Le paysage du comte d'Artois (depuis Charles X) représente un vieux pont sur une rivière, dans le coin à gauche un moulin à eau dont on voit tourner les roues, sur le premier plan à droite un paysan traînant une barque. Le comte de Provence (depuis Louis XVIII) avait dessiné une vachère trayant sa vache auprès d'une ruine ombragée de grands arbres, et ce dessin fut gravé, par le comte de Caylus peut-être, sous le titre de la Petite Ménagère. Le Dauphin (depuis Louis XVI) avait dessiné une place de bourgade où l'on voyait une croix, des auberges, un puits et des paysans remplissant leurs seaux. Ces trois dessins étaient à la plume et datés tous trois de 1769. Une autre vachère, vue de dos debout et filant, gardant ses vaches auprès d'une palissade, et "faite pat monseigneur le Dauphin" a bien plus de caractère encore que celle du comte de Provence.

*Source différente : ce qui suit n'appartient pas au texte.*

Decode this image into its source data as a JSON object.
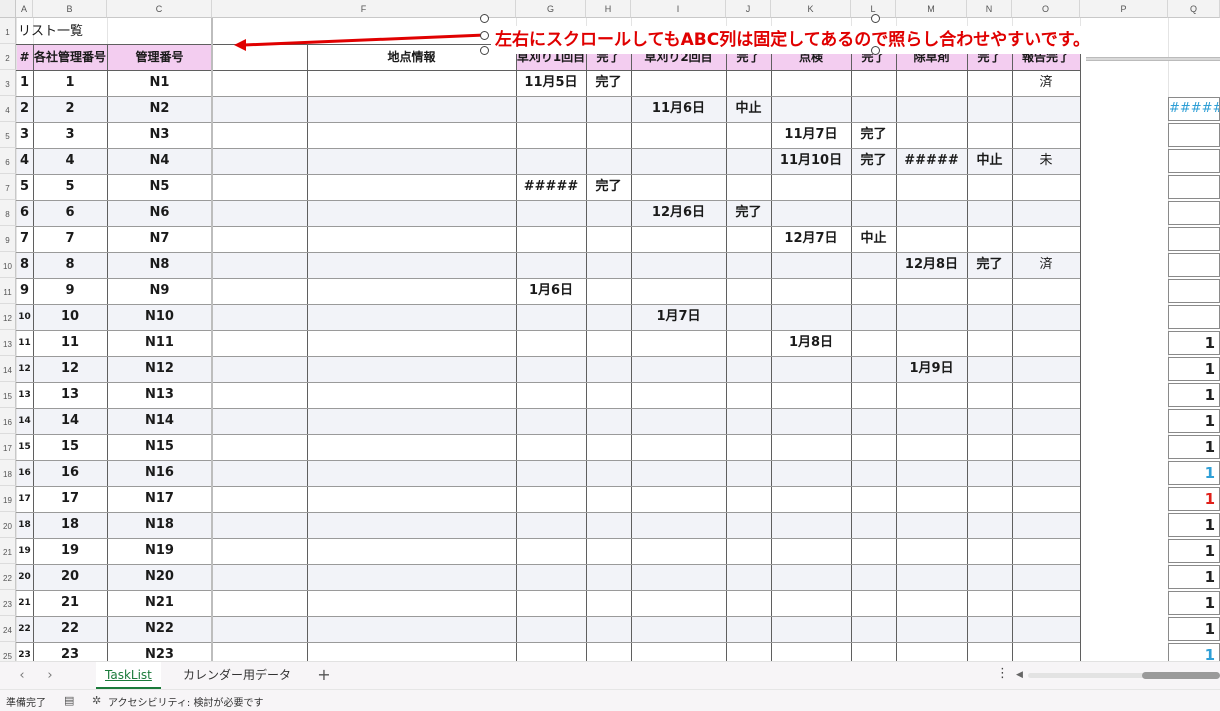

Deux plans de fortification dessinés d'après le système de Vauban sont signés du Dauphin et datés de 1766 et 1769; deux autres plans pareils sont du comte de Provence et datés de 1767 et 1769. Quant à la couronne de lys rejoignant un trophée symbolique de coqs, d'armes et d'objets d'arts que nous reproduisons fidèlement, c'est une petite eau-forte exécutée adroitement par Louis XVI et qui ne porte point de marque, de signature et de date.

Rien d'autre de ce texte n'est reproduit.